Clearly tired from failing to talk Akari down, Kuro desperately pleaded with Toyo, “Tell this idiot that evidence doesn’t work that way.”
“Who are you calling an idiot?!”
“Clearly the person who wants to climb up to an abandoned temple in an overgrown forest looking for rusty, old, buried crap that don’t exist! What if we get attacked by a bear or something?”
“There are no bears in Kanmu-mori, you idiot!”
“Oh, now I’m the idiot!”
“Yes, only idiots spend all lunch break playing gacha games!”
As the two pestered on, Toyo found her eyes glued to Akari’s skirt which was spread across the top of her desk. Noticing her lack of a response, Kuro turned his attention towards Toyo, as did Akari. With her finger pointed at Akari’s thigh, Toyo’s lips began to quiver.
“I think I might’ve drooled on my desk earlier.”
Akari’s eyes ripped open wider than a canyon as she sprung up from the desk. Yanking her skirt up towards her eyeline, she peered down to the sight of saliva glazing the fabric of her uniform. As Kuro began to burst out in laughter, Akari wept like a lost child. Seeing how distraught Akari was, Toyo covered her mouth with her hand as she too fought the urge to break out in laughter.
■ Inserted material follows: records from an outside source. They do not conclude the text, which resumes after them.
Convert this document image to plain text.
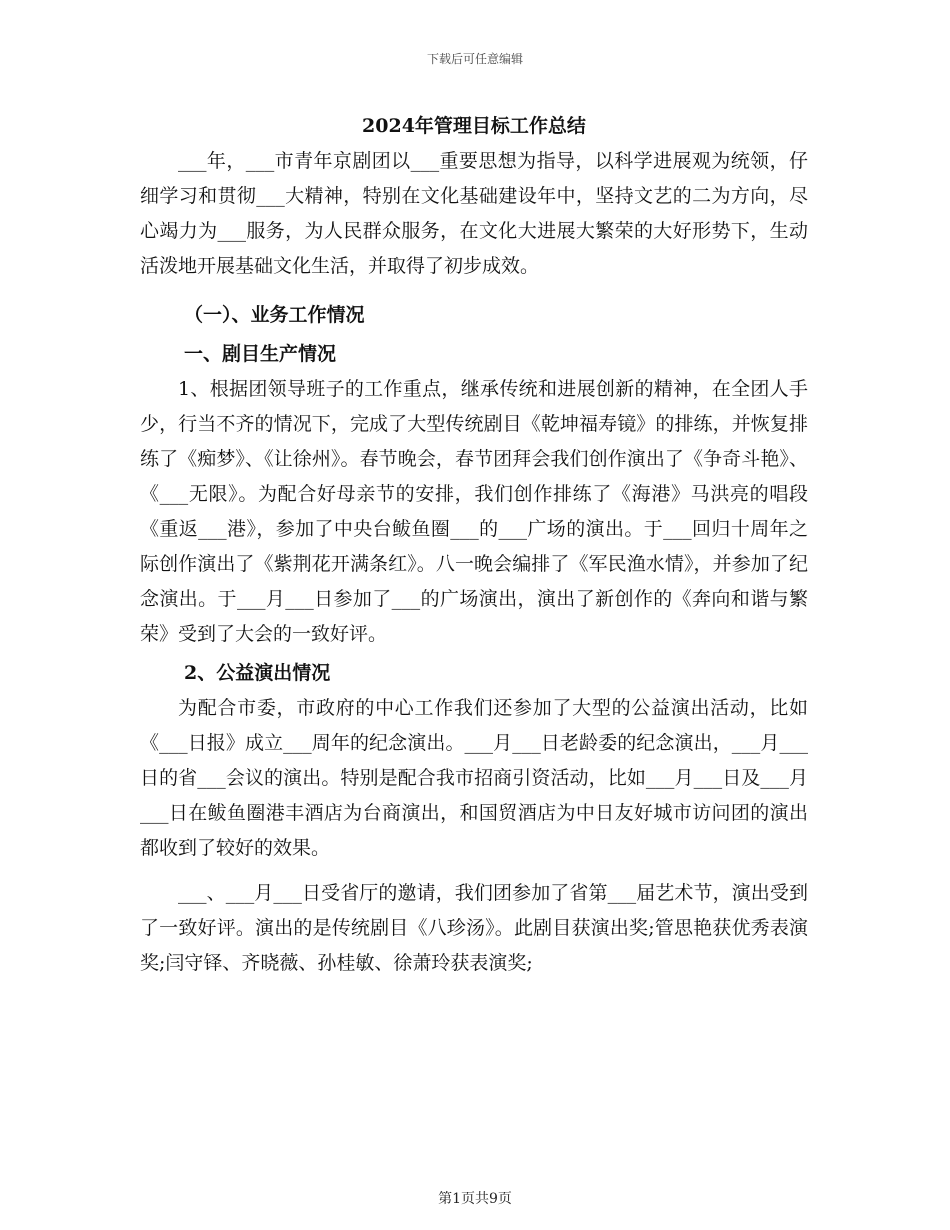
下载后可任意编辑

2024年管理目标工作总结

___年，___市青年京剧团以___重要思想为指导，以科学进展观为统领，仔细学习和贯彻___大精神，特别在文化基础建设年中，坚持文艺的二为方向，尽心竭力为___服务，为人民群众服务，在文化大进展大繁荣的大好形势下，生动活泼地开展基础文化生活，并取得了初步成效。

（一）、业务工作情况

一、剧目生产情况

1、根据团领导班子的工作重点，继承传统和进展创新的精神，在全团人手少，行当不齐的情况下，完成了大型传统剧目《乾坤福寿镜》的排练，并恢复排练了《痴梦》、《让徐州》。春节晚会，春节团拜会我们创作演出了《争奇斗艳》、《___无限》。为配合好母亲节的安排，我们创作排练了《海港》马洪亮的唱段《重返___港》，参加了中央台鲅鱼圈___的___广场的演出。于___回归十周年之际创作演出了《紫荆花开满条红》。八一晚会编排了《军民渔水情》，并参加了纪念演出。于___月___日参加了___的广场演出，演出了新创作的《奔向和谐与繁荣》受到了大会的一致好评。

2、公益演出情况

为配合市委，市政府的中心工作我们还参加了大型的公益演出活动，比如《___日报》成立___周年的纪念演出。___月___日老龄委的纪念演出，___月___日的省___会议的演出。特别是配合我市招商引资活动，比如___月___日及___月___日在鲅鱼圈港丰酒店为台商演出，和国贸酒店为中日友好城市访问团的演出都收到了较好的效果。

___、___月___日受省厅的邀请，我们团参加了省第___届艺术节，演出受到了一致好评。演出的是传统剧目《八珍汤》。此剧目获演出奖;管思艳获优秀表演奖;闫守铎、齐晓薇、孙桂敏、徐萧玲获表演奖;

第1页共9页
It was nearing 5 p.m. and although the Sun had long since shifted from its peak in the sky, the humidity in the air had yet to cease its onslaught on the town, with Toyo, Akari, Kuro, and Kuro’s brother, Fukai, profusely wiping the sweat from their faces as they trekked up the mountain. Navigating their way up an overgrown path cascaded by hanging branches, rusted and torn lanterns, dingy and crumbling stone pillars, and ominous sounds emanating from all directions.
“I can’t believe I let you all drag me up this stupid mountain,” cried Toyo as she wacked a mosquito on her arm.
“Don’t suffer in silence,” Kuro argued, “I can’t believe I’m doing this either.”
Looking down over his shoulder at the two of them trailing behind, Fukai offered a few words of encouragement. “If we find what we’re looking for, it’ll all be worth it. If we don’t, it’ll be a fun memory to look back on.” He then pulled in a strong gust of air through his nose, “Besides, where else can you get a whiff of nature like this?”
Listening to Fukai’s flimsy words of encouragement, Toyo tugged Kuro closer towards her by the seam of his sleeve. “Your brother doesn’t seem that confident,” she complained. “Like I said, he doesn’t know what the hell he’s talking about!” Kuro howled.
Pulling his arm from her grip, Kuro thrust his finger outright towards Toyo, “You were supposed to get Akari to give up.”
Playing the defense, Toyo bit back, “How was I supposed to convince her of anything?”
“She listens to you way more than she listens to me.”
“Are you serious?”
Finding her argument fruitless, Toyo simply shook her head as she quietly tagged along behind the rest of the group.
Continuing their climb up the, at times, barely visible path, Akari took note of a steep change in the dampness of the air. With the leaves of the trees rifling with the gust of an oddly chilling breeze, she gripped the sides of her arms and began peering around her with fear tickling her skin. “Nanka, zoku-zoku suru,” she whined as a faint chill ran down her spine, sending her body into a shiver. “I am starting to get goosebumps,” Fukai followed, brushing his glasses back into position with the back of his index finger.
Nonetheless, the group pushed forward, eager to get to the top and back down before sunset. The path at times growing increasingly dangerous as they wrapped around short cliffs, unstable ground, and even barely standing bridges.
After a few more minutes of seemingly endless travel up the mountain, the trees began to part as the sun leaking through the trees greeted them like a warm welcome at the finish line of an arduous journey.
“Whoa!” Akari bellowed as she stood above, stopped cold by the view before her. As Toyo and the others followed behind, they were met by the view of the old temple. Once the pride of Kanmu-mura, it was now merely an abandoned remnant known for superstitions and urban legends. But the group of students could never have imagined a sight like the one before them.